# 0.A.D. + Gentoo [gelöst]

## Beelzebub_

Hi,

ich wollte mir 0.A.D. mal anschauen, ein Strategiespiel. http://play0ad.com/

Wenn ich nun mit eix oder emerge --search nach 0ad oder 0.A.D. suche findet es Portage nicht.

Ich dachte eigentlich müsste Gentoo es in den Paketquellen haben.. ansonsten müsste ich es manuell installieren über den sourcecode, was mir nicht so lieb ist. Habt ihr eine Idee, was los ist? - wie siehts bei euch aus?

LG Beelzebub

----------

## firefly

hättest du weiter auf der seite geschaut wäre dir dieser site aufgefallen:

http://play0ad.com/download/linux/#Gentoo

----------

## Beelzebub_

Danke, das du mich darauf aufmerksam gemacht hast.
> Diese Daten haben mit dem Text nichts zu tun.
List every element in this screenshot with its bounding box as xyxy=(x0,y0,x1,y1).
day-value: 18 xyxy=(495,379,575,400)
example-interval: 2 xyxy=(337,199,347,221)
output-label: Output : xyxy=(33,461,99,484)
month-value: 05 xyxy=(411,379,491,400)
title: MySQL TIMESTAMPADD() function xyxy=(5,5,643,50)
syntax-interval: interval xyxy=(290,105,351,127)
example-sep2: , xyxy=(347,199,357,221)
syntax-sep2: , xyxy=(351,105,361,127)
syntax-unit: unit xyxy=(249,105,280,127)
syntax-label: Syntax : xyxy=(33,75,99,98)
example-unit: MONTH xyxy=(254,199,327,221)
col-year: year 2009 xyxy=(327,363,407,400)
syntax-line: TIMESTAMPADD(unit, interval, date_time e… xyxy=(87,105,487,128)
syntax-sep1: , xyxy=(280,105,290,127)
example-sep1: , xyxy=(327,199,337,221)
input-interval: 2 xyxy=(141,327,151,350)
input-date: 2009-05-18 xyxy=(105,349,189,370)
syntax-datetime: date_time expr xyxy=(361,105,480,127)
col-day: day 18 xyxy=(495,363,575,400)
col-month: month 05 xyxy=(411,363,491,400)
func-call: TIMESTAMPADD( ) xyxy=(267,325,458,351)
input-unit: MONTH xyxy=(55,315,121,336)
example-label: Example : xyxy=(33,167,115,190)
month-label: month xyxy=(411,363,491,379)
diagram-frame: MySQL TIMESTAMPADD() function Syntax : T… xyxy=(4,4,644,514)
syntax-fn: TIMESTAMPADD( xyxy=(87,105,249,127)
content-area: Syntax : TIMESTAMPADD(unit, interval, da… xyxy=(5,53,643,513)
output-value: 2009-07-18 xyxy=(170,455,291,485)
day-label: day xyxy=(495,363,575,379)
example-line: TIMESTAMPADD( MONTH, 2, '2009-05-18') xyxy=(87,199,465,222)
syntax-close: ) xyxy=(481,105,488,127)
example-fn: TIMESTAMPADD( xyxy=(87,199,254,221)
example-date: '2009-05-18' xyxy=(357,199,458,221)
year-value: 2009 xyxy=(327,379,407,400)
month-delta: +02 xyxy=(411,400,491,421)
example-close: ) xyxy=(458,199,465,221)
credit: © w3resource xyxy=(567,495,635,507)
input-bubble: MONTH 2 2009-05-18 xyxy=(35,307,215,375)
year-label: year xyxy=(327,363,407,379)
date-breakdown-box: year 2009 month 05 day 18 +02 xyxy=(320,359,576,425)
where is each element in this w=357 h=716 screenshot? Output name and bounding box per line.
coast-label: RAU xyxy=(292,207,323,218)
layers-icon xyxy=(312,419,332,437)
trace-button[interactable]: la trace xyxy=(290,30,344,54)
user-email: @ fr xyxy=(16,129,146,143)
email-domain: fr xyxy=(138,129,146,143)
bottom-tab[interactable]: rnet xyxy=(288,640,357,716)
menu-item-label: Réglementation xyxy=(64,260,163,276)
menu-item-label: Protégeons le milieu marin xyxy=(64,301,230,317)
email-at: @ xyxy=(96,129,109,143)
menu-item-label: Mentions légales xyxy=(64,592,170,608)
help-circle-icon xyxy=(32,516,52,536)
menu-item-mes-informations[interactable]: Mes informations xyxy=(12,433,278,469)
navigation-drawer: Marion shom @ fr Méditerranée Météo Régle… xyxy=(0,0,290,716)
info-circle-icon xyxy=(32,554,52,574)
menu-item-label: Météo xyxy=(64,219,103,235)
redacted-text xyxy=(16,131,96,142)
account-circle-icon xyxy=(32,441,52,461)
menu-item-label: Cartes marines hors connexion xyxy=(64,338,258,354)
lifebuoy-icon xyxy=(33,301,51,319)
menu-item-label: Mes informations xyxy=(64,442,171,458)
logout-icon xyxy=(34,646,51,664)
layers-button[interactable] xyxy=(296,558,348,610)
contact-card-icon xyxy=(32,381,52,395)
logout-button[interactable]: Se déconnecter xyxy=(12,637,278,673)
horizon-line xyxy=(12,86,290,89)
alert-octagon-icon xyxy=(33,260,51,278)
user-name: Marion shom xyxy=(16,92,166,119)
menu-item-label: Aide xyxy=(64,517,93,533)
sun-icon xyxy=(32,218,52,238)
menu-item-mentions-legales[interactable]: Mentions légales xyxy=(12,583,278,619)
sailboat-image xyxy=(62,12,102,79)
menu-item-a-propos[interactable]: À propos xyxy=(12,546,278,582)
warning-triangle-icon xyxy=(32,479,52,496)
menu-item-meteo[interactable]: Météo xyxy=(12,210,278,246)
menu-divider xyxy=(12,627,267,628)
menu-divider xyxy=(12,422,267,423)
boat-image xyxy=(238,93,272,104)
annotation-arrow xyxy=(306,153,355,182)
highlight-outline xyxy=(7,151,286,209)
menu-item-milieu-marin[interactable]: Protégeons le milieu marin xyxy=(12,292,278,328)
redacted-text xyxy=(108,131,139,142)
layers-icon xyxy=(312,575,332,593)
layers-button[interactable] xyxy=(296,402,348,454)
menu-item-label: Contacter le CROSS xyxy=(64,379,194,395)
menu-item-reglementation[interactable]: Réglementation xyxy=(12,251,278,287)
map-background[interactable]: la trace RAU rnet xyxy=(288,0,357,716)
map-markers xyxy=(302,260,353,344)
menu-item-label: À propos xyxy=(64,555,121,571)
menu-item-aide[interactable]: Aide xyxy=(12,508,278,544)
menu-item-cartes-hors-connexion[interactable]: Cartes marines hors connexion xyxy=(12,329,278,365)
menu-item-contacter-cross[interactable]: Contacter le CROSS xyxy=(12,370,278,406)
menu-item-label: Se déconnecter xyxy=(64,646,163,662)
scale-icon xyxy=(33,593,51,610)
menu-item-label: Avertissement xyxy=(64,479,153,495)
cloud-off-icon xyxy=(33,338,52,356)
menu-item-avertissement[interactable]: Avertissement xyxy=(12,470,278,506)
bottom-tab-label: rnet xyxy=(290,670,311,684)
Ich hatte dem Bugreport erst keine Bedeutung beigemessen da er 2009-07-21 veröffentlicht wurde - ist aber anscheinend immer noch aktuell.

----------

## Beelzebub_

Das Overlay sollte helfen, welche 0.A.D unter Gentoo installieren wollen.  :Wink: 

Hasufell: https://github.com/hasufell/hasufell-overlay

LG Beelzebub

----------